Obstet Gynecol Clin North Am. 1995 Dec;22(4):801-5.
At this time, the growth of uterine myomas during pregnancy cannot be predicted. Major complications of pregnancy appear to be related to whether the placenta and the myoma are in contact.

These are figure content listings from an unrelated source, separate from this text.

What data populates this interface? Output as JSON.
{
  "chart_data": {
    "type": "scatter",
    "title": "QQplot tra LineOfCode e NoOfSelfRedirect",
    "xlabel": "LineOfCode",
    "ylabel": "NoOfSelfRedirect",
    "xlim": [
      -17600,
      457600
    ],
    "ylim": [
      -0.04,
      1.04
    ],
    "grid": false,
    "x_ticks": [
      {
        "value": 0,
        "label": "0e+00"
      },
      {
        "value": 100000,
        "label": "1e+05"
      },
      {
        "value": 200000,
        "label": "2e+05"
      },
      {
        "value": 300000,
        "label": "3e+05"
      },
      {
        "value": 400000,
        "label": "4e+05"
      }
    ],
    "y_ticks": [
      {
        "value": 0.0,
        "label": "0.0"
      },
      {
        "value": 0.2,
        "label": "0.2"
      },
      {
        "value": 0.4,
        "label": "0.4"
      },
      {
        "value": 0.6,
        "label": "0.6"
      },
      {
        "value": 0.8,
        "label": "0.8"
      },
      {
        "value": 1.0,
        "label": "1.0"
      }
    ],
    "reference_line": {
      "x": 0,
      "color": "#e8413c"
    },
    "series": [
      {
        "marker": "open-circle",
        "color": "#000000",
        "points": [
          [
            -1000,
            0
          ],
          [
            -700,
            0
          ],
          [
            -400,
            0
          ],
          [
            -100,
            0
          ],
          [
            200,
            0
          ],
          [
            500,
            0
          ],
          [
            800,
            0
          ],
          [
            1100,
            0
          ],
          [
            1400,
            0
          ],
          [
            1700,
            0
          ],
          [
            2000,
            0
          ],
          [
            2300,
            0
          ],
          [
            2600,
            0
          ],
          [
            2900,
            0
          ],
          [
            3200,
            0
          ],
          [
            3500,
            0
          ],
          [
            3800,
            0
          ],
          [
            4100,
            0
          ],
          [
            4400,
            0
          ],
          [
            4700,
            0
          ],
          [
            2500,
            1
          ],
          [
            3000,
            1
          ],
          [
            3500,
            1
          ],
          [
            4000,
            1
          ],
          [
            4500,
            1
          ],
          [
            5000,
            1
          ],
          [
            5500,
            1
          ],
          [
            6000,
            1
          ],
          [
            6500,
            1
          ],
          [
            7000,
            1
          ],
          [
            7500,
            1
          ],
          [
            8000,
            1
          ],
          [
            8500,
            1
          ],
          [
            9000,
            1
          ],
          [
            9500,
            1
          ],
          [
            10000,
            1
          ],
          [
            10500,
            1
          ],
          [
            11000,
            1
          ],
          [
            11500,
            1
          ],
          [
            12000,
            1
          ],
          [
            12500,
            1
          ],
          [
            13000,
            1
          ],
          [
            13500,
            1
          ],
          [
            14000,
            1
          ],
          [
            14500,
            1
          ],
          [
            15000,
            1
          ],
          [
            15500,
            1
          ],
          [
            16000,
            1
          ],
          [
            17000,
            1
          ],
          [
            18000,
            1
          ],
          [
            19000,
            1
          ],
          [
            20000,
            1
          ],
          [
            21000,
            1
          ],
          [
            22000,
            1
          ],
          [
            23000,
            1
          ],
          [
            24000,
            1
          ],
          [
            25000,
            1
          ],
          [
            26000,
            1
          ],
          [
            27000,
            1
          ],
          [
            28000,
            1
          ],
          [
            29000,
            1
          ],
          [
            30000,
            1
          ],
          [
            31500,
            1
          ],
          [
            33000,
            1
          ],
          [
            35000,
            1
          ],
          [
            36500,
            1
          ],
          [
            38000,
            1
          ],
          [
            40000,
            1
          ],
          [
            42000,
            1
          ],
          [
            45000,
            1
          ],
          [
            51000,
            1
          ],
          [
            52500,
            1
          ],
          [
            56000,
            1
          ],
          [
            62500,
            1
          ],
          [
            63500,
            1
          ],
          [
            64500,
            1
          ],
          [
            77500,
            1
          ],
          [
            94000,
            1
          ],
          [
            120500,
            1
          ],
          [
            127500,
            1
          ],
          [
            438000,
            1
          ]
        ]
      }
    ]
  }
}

The location and number of myomas, especially in the lower uterine segment, increases the likelihood of cesarean birth and malpresentation. Frequent ultrasound evaluations to monitor fetal growth and presentation and the size of the myoma should be considered in pregnant women with uterine myomas. Surgical resection of myomas should be reserved for those pregnant women with symptomatic pedunculated myomas with a small stalk. In those women with a pregnancy complication owing to the myoma, resection should be considered prior to the next pregnancy.
此时,孕期子宫肌瘤的生长无法预测。妊娠的主要并发症似乎与胎盘和肌瘤是否接触有关。肌瘤的位置和数量,尤其是子宫下段的肌瘤,会增加剖宫产和胎位异常的可能性。对于患有子宫肌瘤的孕妇,应考虑频繁进行超声评估,以监测胎儿生长、胎位及肌瘤大小。肌瘤切除术应仅适用于那些有症状的带蒂小肌瘤的孕妇。对于因肌瘤而出现妊娠并发症的女性,应考虑在下次妊娠前进行肌瘤切除术。